Sie können auf fast 30 Jahre Berufserfahrung in der Investmentbranche, sowohl in den USA als auch in Deutschland, zurückblicken. Hatten Sie im Laufe Ihrer Karriere je das Gefühl, stärker als Ihre männlichen Kollegen um Anerkennung kämpfen zu müssen?
Ich kenne keine Frau, die länger in der Investmentbranche tätig ist und nicht irgendwann in ihrer Karriere um Anerkennung kämpfen musste. Ich selbst habe immer überwiegend mit Männern zusammengearbeitet und weitestgehend positive Erfahrungen gemacht. Es gab aber immer wieder gewisse Situationen, die bestimmt anders abgelaufen wären, wäre ich ein Mann. Weiterhin werden die technischen Kompetenzen von Frauen eher in Frage gestellt. Oder Männer treffen Entscheidungen, die auf Vorurteilen gründen, auch wenn diese meistens ganz unbewusst sind und keine böse Absicht dahintersteckt.
Dass Vorstände europäischer und amerikanischer Unternehmen meist überwiegend männlich besetzt sind, ist kein Geheimnis. Warum tun sich Unternehmen offenbar so schwer damit, Frauen in höhere Positionen zu befördern?

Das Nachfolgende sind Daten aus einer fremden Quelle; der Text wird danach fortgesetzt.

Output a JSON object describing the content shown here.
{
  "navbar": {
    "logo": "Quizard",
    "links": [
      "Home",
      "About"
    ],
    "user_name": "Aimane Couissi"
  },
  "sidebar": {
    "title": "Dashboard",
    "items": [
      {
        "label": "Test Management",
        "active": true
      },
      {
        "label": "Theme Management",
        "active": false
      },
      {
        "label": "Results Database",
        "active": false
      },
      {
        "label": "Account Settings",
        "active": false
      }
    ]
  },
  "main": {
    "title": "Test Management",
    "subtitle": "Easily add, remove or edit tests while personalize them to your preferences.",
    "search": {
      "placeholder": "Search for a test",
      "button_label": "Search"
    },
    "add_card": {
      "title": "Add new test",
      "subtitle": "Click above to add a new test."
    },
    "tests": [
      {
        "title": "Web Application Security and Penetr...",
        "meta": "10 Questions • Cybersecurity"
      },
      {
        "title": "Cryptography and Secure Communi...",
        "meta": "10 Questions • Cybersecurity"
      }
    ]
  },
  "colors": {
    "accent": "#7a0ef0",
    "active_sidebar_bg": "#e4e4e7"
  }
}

Die Statistiken sind hierzu wirklich ernüchternd, leider insbesondere in Deutschland: Knapp neun Prozent beträgt der aktuelle Frauenanteil in den Vorständen der 160 deutschen Börsenunternehmen – so wenig wie in kaum einem anderen westlichen Industrieland. Angeblich gibt es sogar mehr Aufsichtsratsvorsitzende mit dem Namen Michael als es Frauen in dieser Position gibt. Da muss ganz klar mehr Bewegung reinkommen. Im Investmentbereich zeigen viele Studien, dass Teams mit größerer Diversität auf Dauer die besseren Renditen erzielen. Da ist es beinahe fahrlässig, qualifizierte Frauen nicht aktiver zu fördern. Und trotzdem: Studien von unserem Globalverband CFA Institute haben gezeigt, dass die meisten Investmentfirmen immer noch reaktiv bleiben, wenn es um Diversity geht. Sie haben keine klare Strategie, die konsequent verfolgt wird.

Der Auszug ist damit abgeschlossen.